Whiplash - Melbourne Fringe Festival review

Scott is on a date with a woman when his heart decides to disappear. Left with no choice but to deep dive inside his own body to try and locate it, where he meets an assortment of 'characters' along the way, including Brain, Dick and Mr. Fuck You Guy. Performed by Scott Wings, Whiplash is a thoughtful reflection on masculinity, mental health and relationships expressed through spoken word and physical theatre.

Wings conjures strong visual images with his descriptive words and in return there are plenty of emotional reactions to be felt. There is a vulnerability in the narrative and he isn't afraid to open himself up to a room full of strangers. He has a knack for finding the humour in a situation and ensures the story is filled with these observations. As he passes the stomach and comes across a ball of gum and nails long ago consumed, we smile at the familiarity of that brief comment. His tone and intonation throughout are effective in creating the atmosphere and his considered pacing stresses the urgency and intensity of our protagonist's circumstances but also allows for a breather as needed.


The physical drives this tale as much as the verbal does and his impersonations of the different parts of the body feel very accurate. His encounter of the past (and future) versions of himself, ranging from 6 to 40, is well executed and brilliantly distinguishes the personality and mentality of a man in various years of his life, with 18 year-old Scott being particularly entertaining to watch. The ensuing arguments and fight between all his selves highlights the running theme of an internal conflict of someone who wants to find himself but has so many voices constantly badgering him.

Whiplash's charm lies in the simplicity of its story and even with the creative ways Wings uses to explore this, it is grounded in something real and honest.
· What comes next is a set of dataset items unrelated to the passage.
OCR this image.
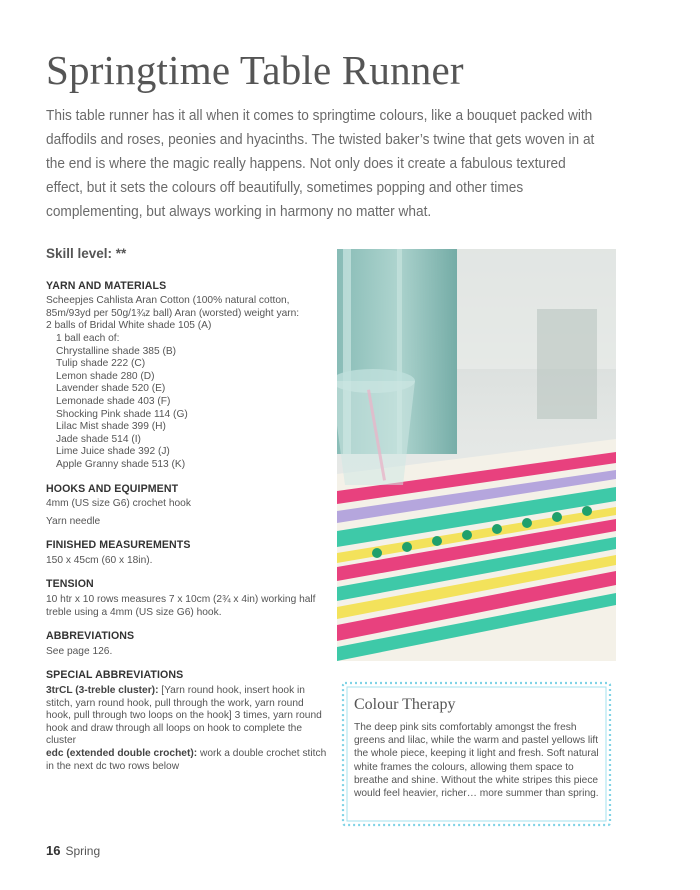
Springtime Table Runner

This table runner has it all when it comes to springtime colours, like a bouquet packed with daffodils and roses, peonies and hyacinths. The twisted baker’s twine that gets woven in at the end is where the magic really happens. Not only does it create a fabulous textured effect, but it sets the colours off beautifully, sometimes popping and other times complementing, but always working in harmony no matter what.

Skill level: **

YARN AND MATERIALS

Scheepjes Cahlista Aran Cotton (100% natural cotton, 85m/93yd per 50g/1¾z ball) Aran (worsted) weight yarn:
2 balls of Bridal White shade 105 (A)
1 ball each of:
Chrystalline shade 385 (B)
Tulip shade 222 (C)
Lemon shade 280 (D)
Lavender shade 520 (E)
Lemonade shade 403 (F)
Shocking Pink shade 114 (G)
Lilac Mist shade 399 (H)
Jade shade 514 (I)
Lime Juice shade 392 (J)
Apple Granny shade 513 (K)

HOOKS AND EQUIPMENT

4mm (US size G6) crochet hook

Yarn needle

FINISHED MEASUREMENTS

150 x 45cm (60 x 18in).

TENSION

10 htr x 10 rows measures 7 x 10cm (2¾ x 4in) working half treble using a 4mm (US size G6) hook.

ABBREVIATIONS

See page 126.

SPECIAL ABBREVIATIONS

3trCL (3-treble cluster): [Yarn round hook, insert hook in stitch, yarn round hook, pull through the work, yarn round hook, pull through two loops on the hook] 3 times, yarn round hook and draw through all loops on hook to complete the cluster
edc (extended double crochet): work a double crochet stitch in the next dc two rows below

Colour Therapy

The deep pink sits comfortably amongst the fresh greens and lilac, while the warm and pastel yellows lift the whole piece, keeping it light and fresh. Soft natural white frames the colours, allowing them space to breathe and shine. Without the white stripes this piece would feel heavier, richer… more summer than spring.

16 Spring
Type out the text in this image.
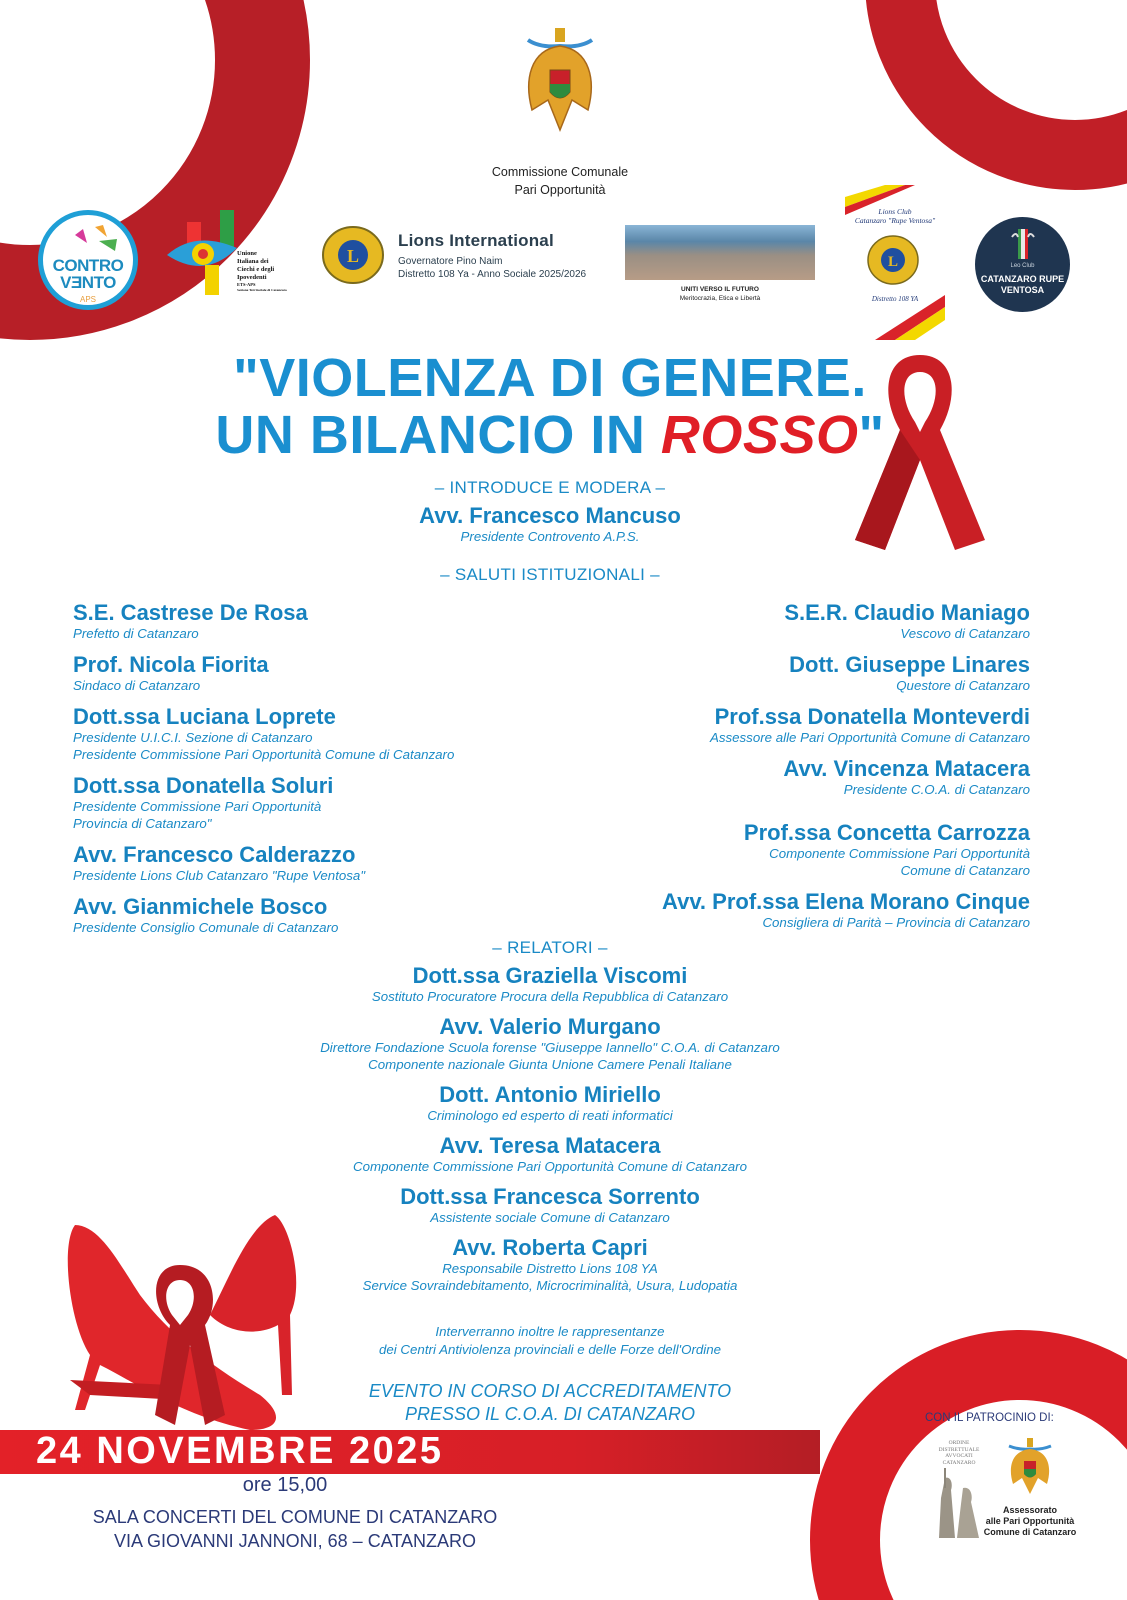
Commissione Comunale
Pari Opportunità
CONTRO
VƎNTO
APS
Unione
Italiana dei
Ciechi e degli
Ipovedenti
ETS-APS
Sezione Territoriale di Catanzaro
L
Lions International
Governatore Pino Naim
Distretto 108 Ya - Anno Sociale 2025/2026
UNITI VERSO IL FUTURO
Meritocrazia, Etica e Libertà
L
Lions Club
Catanzaro "Rupe Ventosa"
Distretto 108 YA
Leo Club
CATANZARO RUPE
VENTOSA
"VIOLENZA DI GENERE.
UN BILANCIO IN ROSSO"
– INTRODUCE E MODERA –
Avv. Francesco Mancuso
Presidente Controvento A.P.S.
– SALUTI ISTITUZIONALI –
S.E. Castrese De Rosa
Prefetto di Catanzaro
Prof. Nicola Fiorita
Sindaco di Catanzaro
Dott.ssa Luciana Loprete
Presidente U.I.C.I. Sezione di Catanzaro
Presidente Commissione Pari Opportunità Comune di Catanzaro
Dott.ssa Donatella Soluri
Presidente Commissione Pari Opportunità
Provincia di Catanzaro"
Avv. Francesco Calderazzo
Presidente Lions Club Catanzaro "Rupe Ventosa"
Avv. Gianmichele Bosco
Presidente Consiglio Comunale di Catanzaro
S.E.R. Claudio Maniago
Vescovo di Catanzaro
Dott. Giuseppe Linares
Questore di Catanzaro
Prof.ssa Donatella Monteverdi
Assessore alle Pari Opportunità Comune di Catanzaro
Avv. Vincenza Matacera
Presidente C.O.A. di Catanzaro
Prof.ssa Concetta Carrozza
Componente Commissione Pari Opportunità
Comune di Catanzaro
Avv. Prof.ssa Elena Morano Cinque
Consigliera di Parità – Provincia di Catanzaro
– RELATORI –
Dott.ssa Graziella Viscomi
Sostituto Procuratore Procura della Repubblica di Catanzaro
Avv. Valerio Murgano
Direttore Fondazione Scuola forense "Giuseppe Iannello" C.O.A. di Catanzaro
Componente nazionale Giunta Unione Camere Penali Italiane
Dott. Antonio Miriello
Criminologo ed esperto di reati informatici
Avv. Teresa Matacera
Componente Commissione Pari Opportunità Comune di Catanzaro
Dott.ssa Francesca Sorrento
Assistente sociale Comune di Catanzaro
Avv. Roberta Capri
Responsabile Distretto Lions 108 YA
Service Sovraindebitamento, Microcriminalità, Usura, Ludopatia
Interverranno inoltre le rappresentanze
dei Centri Antiviolenza provinciali e delle Forze dell'Ordine
EVENTO IN CORSO DI ACCREDITAMENTO
PRESSO IL C.O.A. DI CATANZARO
24 NOVEMBRE 2025
ore 15,00
SALA CONCERTI DEL COMUNE DI CATANZARO
VIA GIOVANNI JANNONI, 68 – CATANZARO
CON IL PATROCINIO DI:
ORDINE
DISTRETTUALE
AVVOCATI
CATANZARO
Assessorato
alle Pari Opportunità
Comune di Catanzaro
However, there are moments towards the end, such as the dialogue around the Vitruvian Man, where it gets caught up in itself and loses the introspection and the intimacy of the ideas presented.

There are intimations of Alice in Wonderland in Whiplash with Scott falling down a 'rabbit hole' into a strange new world where Hugh Jackman's abs are used as a cobblestone path. It's a committed and impressive performance by Wings who has clearly put his heart and soul in this meditation of what it means to grow up and to be a better person, and that's probably a lesson we could all do with.


Whiplash was performed between 19 - 29 September 2019.